The true question here is the ratio of babies born at home without ‘incident’ versus babies treated for a problem directly related to the choice to labor and/or birth at home. Since midwives file birth certificates, this information is available from the California Bureau of Vital Statistics.
Since 1988 birth certificate information has included the planned place of birth and an accounting of all complications of pregnancy, delivery and neonatal treatment. However, I must warn you from my own experience as midwife-of-record and from statistical data bank kept by the California Association of Midwives over the last ten years, that this ratio is very favorable to planned home birth care with a trained midwife.
Statistically, every baby who suffered, or appeared to suffer because of the choice of out-of-hospital birth, is matched by one or more babies who suffered or appeared to have suffered as a result of hospital interventions.
Please do not think that I mean that doctors are to blame for that situation — many mothers require medical intervention because of a dangerous life-style or substance abuse; other mothers experience complications due to the use of anesthesia or labor stimulants which were medically indicated. I
t is just a statistical fact that the more medically-complicated the childbearing event becomes, the higher the likelihood of medical complications. In that regard, statistics for OOH labors and births benefit both from the absence of medical ministrations and the presence of healthy mothers with normal pregnancies.
There are many fine studies available from jurisdictions where domiciliary midwifery is an integral part of the maternity care system. The W.H.O. Forum bulletin regularly reports on OOH care in other parts of the world and much of this statistical data is available on MedLine for those with computer/modem connections.

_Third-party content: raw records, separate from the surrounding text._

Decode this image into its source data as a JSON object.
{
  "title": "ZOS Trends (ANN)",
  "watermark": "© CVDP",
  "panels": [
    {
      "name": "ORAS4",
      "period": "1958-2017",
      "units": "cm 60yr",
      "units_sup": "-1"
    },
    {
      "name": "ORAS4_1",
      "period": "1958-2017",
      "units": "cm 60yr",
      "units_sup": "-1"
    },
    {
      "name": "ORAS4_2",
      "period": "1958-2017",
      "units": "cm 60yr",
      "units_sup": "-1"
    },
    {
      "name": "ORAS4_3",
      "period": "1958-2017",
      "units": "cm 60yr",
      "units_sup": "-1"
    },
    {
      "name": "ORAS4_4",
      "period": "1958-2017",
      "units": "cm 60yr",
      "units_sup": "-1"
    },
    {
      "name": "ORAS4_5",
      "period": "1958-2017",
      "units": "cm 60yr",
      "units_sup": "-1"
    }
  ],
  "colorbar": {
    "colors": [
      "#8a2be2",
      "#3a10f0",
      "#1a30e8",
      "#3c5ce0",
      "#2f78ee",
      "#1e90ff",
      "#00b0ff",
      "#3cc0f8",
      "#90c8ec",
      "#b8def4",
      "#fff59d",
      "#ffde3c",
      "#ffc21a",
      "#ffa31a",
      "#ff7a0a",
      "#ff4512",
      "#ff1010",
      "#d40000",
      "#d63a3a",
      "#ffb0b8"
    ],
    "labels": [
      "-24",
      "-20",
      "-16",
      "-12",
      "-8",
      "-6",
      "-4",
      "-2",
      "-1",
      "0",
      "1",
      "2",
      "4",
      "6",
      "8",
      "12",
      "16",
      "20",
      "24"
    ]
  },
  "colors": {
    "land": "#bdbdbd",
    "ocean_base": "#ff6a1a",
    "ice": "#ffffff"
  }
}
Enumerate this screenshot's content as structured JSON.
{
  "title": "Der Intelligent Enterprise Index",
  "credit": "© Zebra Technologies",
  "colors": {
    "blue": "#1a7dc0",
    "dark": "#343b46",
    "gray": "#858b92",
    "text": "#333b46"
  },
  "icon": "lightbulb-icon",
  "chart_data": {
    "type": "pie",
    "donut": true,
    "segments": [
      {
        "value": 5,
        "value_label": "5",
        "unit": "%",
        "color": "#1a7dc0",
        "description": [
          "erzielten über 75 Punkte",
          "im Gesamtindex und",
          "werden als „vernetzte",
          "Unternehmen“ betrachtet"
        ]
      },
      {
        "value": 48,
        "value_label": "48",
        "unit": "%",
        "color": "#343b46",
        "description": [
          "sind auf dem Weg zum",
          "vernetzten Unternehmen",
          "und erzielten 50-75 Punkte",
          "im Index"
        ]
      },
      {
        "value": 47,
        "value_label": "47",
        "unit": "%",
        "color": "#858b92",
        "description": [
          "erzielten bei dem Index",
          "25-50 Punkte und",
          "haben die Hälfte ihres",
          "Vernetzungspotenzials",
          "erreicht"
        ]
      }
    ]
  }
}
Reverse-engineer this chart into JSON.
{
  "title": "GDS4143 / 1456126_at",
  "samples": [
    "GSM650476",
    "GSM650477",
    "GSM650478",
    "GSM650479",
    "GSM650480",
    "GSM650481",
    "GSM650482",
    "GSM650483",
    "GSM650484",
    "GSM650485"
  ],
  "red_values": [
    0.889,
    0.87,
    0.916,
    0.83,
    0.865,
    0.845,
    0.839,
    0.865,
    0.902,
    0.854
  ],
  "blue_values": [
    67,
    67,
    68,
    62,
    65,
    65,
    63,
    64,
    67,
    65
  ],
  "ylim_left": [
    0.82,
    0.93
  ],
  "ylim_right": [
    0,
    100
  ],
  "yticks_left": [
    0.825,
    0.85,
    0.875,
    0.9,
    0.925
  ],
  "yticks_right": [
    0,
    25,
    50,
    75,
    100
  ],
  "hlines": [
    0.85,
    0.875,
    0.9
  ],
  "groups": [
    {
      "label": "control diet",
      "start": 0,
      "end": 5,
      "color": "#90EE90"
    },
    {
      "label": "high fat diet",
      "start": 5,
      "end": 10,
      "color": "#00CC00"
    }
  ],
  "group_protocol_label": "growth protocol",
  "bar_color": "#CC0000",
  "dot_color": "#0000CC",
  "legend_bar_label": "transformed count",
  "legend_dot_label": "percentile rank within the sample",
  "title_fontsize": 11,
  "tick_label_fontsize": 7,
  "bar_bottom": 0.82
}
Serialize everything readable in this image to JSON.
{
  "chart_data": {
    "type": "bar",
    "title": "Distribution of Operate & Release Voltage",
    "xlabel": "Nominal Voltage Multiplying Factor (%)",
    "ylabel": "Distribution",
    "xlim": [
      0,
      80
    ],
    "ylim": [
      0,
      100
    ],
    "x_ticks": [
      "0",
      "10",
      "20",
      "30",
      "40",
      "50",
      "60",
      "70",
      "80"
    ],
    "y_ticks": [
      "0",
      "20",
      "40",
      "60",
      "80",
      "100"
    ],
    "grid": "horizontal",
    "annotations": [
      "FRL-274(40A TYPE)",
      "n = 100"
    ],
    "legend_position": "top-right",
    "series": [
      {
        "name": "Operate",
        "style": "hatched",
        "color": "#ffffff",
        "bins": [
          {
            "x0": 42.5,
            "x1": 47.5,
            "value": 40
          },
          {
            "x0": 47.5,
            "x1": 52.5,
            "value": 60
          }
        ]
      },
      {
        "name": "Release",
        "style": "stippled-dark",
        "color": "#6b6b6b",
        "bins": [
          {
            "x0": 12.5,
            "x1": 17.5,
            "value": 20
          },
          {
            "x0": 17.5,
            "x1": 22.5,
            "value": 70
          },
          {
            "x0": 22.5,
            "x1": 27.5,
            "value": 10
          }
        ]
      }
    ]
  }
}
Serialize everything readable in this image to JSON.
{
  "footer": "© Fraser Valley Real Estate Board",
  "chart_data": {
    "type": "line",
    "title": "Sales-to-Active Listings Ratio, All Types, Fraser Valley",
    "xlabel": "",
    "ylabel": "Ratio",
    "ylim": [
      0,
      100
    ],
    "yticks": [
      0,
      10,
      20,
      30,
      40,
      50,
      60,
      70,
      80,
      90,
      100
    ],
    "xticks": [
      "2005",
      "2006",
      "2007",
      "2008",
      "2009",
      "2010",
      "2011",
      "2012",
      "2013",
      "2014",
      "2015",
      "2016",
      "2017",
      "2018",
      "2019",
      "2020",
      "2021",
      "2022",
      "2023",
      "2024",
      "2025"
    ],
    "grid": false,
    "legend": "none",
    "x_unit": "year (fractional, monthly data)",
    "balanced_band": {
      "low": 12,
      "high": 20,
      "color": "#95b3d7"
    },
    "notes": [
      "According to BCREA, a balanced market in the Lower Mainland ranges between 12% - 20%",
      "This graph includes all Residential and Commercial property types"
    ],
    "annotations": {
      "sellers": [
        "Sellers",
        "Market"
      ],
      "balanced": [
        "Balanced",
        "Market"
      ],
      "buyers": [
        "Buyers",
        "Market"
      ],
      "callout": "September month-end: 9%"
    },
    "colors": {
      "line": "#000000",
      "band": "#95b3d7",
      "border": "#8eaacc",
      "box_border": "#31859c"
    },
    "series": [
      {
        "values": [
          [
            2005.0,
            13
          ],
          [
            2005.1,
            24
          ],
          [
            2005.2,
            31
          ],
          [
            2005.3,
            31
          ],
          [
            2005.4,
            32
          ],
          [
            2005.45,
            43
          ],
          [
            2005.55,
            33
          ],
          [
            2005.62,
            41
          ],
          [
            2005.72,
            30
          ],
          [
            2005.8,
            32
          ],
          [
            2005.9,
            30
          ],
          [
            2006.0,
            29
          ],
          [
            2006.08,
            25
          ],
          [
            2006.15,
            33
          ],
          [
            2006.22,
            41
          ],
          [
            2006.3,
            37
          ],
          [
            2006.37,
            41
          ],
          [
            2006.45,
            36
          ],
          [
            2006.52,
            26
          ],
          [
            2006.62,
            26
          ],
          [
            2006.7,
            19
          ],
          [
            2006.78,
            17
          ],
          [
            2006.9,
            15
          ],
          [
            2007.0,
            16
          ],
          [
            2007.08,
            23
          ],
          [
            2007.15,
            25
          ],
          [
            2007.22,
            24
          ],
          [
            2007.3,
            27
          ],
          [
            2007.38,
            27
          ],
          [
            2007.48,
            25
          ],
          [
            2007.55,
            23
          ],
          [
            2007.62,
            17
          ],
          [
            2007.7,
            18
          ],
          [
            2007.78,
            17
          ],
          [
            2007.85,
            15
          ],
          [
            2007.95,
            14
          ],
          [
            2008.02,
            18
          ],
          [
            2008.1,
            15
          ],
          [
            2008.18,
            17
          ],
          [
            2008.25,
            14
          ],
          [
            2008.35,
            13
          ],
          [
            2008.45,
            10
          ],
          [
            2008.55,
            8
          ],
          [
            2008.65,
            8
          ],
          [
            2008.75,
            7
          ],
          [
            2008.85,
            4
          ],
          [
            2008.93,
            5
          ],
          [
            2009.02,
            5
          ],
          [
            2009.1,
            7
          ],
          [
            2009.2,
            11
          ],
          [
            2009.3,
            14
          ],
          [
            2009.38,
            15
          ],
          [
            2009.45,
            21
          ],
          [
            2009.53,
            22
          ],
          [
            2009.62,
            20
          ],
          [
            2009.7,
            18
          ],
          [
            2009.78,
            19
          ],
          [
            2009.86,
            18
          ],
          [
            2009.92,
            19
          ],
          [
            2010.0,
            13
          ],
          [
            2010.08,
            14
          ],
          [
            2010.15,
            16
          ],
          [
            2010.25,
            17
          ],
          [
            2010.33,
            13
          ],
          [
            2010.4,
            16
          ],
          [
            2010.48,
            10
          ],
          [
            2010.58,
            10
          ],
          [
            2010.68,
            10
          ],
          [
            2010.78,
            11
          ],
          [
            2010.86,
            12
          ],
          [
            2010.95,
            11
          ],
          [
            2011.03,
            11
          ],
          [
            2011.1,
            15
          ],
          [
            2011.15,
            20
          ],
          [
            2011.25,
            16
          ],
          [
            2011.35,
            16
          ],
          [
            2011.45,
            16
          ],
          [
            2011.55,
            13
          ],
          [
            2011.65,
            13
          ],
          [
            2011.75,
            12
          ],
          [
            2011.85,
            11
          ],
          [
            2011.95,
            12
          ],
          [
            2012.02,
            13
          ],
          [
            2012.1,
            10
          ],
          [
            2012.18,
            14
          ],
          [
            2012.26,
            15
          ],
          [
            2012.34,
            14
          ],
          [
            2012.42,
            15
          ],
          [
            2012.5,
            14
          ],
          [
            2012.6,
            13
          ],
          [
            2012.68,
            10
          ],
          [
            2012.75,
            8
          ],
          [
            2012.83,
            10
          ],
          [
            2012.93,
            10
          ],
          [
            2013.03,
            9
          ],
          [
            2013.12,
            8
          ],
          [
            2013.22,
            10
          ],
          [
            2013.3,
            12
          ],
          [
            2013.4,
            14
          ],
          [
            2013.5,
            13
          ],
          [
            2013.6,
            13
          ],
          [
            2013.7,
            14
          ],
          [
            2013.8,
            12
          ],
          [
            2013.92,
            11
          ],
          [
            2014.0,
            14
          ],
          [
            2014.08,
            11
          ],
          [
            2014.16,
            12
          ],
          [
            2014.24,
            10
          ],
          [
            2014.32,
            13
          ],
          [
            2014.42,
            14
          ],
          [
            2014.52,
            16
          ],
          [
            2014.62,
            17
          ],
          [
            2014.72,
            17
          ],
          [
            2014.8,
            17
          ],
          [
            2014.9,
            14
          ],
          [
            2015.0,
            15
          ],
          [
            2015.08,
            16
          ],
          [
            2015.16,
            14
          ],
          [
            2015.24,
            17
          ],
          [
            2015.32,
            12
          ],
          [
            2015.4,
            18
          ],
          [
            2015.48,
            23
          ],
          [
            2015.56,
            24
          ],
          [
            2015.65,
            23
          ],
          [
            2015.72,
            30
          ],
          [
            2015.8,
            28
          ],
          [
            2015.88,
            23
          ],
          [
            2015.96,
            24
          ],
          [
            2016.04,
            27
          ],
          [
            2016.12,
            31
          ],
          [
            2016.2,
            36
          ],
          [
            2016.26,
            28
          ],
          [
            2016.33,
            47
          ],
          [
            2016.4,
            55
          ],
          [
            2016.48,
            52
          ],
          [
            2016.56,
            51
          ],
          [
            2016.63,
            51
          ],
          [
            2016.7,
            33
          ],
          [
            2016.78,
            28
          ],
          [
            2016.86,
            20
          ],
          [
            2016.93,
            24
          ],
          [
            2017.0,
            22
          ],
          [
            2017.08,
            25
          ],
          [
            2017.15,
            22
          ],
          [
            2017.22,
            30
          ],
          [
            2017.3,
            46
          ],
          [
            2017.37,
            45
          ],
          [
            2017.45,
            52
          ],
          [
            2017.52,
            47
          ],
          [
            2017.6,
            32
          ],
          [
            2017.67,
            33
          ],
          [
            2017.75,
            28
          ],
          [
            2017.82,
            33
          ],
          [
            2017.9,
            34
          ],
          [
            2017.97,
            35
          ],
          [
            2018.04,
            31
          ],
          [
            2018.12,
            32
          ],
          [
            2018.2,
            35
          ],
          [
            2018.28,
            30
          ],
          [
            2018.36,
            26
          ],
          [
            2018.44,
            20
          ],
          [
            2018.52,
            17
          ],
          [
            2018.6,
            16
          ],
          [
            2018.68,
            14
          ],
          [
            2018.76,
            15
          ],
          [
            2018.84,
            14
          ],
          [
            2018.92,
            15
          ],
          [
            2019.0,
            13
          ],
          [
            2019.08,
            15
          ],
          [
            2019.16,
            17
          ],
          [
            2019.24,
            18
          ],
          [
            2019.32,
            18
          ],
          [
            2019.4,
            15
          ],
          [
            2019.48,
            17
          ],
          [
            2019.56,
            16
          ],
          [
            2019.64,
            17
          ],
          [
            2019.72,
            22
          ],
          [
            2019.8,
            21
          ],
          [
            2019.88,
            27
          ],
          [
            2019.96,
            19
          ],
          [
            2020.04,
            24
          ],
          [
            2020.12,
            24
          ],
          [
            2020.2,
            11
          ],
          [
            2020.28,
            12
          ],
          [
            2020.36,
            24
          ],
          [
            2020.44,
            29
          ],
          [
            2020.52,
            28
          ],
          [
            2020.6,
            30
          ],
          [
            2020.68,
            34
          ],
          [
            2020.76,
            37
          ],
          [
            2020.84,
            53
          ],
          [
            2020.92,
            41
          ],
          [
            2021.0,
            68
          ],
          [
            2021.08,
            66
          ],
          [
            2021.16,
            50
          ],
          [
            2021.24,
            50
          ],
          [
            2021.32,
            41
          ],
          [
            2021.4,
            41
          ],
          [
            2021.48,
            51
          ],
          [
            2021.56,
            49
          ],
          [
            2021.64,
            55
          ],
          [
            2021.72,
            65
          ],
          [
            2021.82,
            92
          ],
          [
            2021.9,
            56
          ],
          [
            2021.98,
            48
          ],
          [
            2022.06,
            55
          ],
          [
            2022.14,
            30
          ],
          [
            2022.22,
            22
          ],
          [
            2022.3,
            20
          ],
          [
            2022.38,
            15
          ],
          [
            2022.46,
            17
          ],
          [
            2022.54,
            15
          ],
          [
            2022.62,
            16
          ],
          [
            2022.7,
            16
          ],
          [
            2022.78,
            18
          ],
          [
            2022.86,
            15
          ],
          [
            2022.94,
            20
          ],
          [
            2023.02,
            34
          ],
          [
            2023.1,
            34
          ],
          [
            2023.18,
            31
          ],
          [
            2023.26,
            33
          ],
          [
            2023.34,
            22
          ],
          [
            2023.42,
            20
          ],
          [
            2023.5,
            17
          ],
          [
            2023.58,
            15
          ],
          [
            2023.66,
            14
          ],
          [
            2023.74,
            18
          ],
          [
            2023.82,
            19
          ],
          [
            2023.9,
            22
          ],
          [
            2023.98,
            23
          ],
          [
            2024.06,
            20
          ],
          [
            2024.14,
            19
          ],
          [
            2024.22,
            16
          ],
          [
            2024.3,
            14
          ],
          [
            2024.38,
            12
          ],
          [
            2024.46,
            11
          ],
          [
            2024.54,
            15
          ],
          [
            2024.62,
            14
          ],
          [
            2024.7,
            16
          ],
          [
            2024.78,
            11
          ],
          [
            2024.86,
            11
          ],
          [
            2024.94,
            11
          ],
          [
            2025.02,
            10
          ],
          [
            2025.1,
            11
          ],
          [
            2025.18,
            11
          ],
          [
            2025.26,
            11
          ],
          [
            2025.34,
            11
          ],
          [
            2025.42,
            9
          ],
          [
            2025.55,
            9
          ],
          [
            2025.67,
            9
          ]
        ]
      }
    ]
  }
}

I have enclosed a partial bibliography for your convenience.
However you personally feel about me, I want assure you that we share many of the same goals and no doubt a common interest in the health and practical well-being of mothers and babies. I love babies and I love my work, as I am sure you do also. We may have many different ideas about what that means and how to best bring about those goals, but I prayerfully request that you respect the long and honorable tradition of midwifery by becoming informed and by speaking about non-medical midwifery and home birth in a manner that reflects up-to-date information. And I assure you that I will speak about the honorable traditions of medical practice with the same respect and accurate information base.